The Federation of Korean Industries, the country’s biggest lobby group for large companies, struck a similar chord in its latest report released Monday, saying increasing loans extended by the shadow banking sector led by nonbank lenders were another major factor weighing on companies.
“To ease pain, we need to moderate the pace of the rate hikes,” a senior official at the group said. The nation’s policy rate, currently standing at a 10-year high of 3 percent, is expected to climb further after the November board meeting — the last one for the year — as the bank seeks to tame soaring prices and prevent capital outflows fleeing for better yields from the US dollar. The most hawkish bets place the US rate at 4.5 percent by year-end.
What worries policymakers in Seoul are repayment burdens that companies and households are grappling with. Debts held by nonfinancial companies in the second quarter this year reached 117.9 percent of the country’s gross domestic product, the fourth-highest level among 35 major economies surveyed by the Institute of International Finance. Korea’s government debt, which stood at 47.8 percent of GDP, was the 24th-highest.

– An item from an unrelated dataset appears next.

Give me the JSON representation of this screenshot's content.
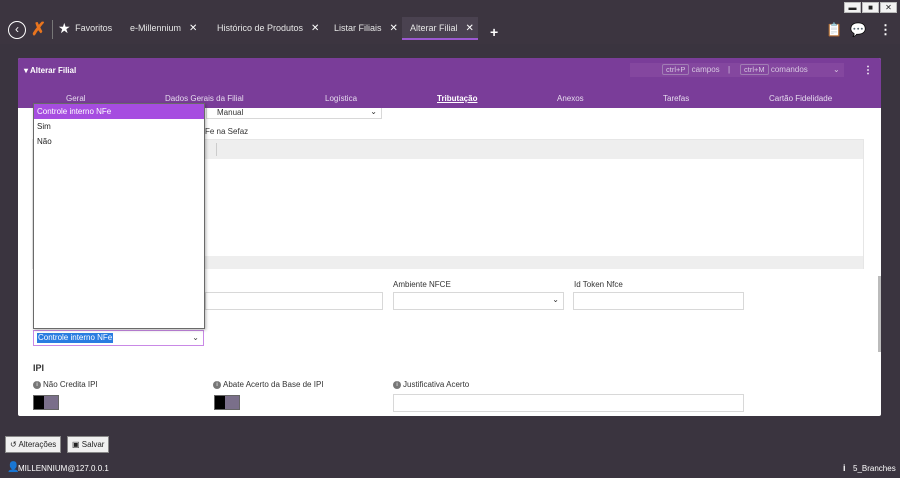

But the household debt, which hit 102.2 percent of GDP, raised a red flag, since the level not only topped the list of 35 countries but showed little improvement in the way Asia’s fourth-largest economy had handled the growing risk over the year. Korea’s household debt first came out on top in the second quarter last year.
Adding to the woes are clear signs of a slowing economy. Last week, the BOK released its advance estimate, saying the economy grew at its slowest pace in a year in the third quarter despite beating market expectations, as poor net exports offset consumption and investment.
The country’s GDP — the value of all goods and services created — grew 0.3 percent in July-September from the previous quarter, slowing from a 0.7 percent gain in April-June. The latest reading, slightly above 0.1 percent forecast by market participants, marks the slowest growth since the third quarter of last year.
Still, the BOK maintains that the economy could grow at 2.6 percent annually for the year, a target the bank said would be within grasp if the economy avoided “negative growth” in the fourth quarter.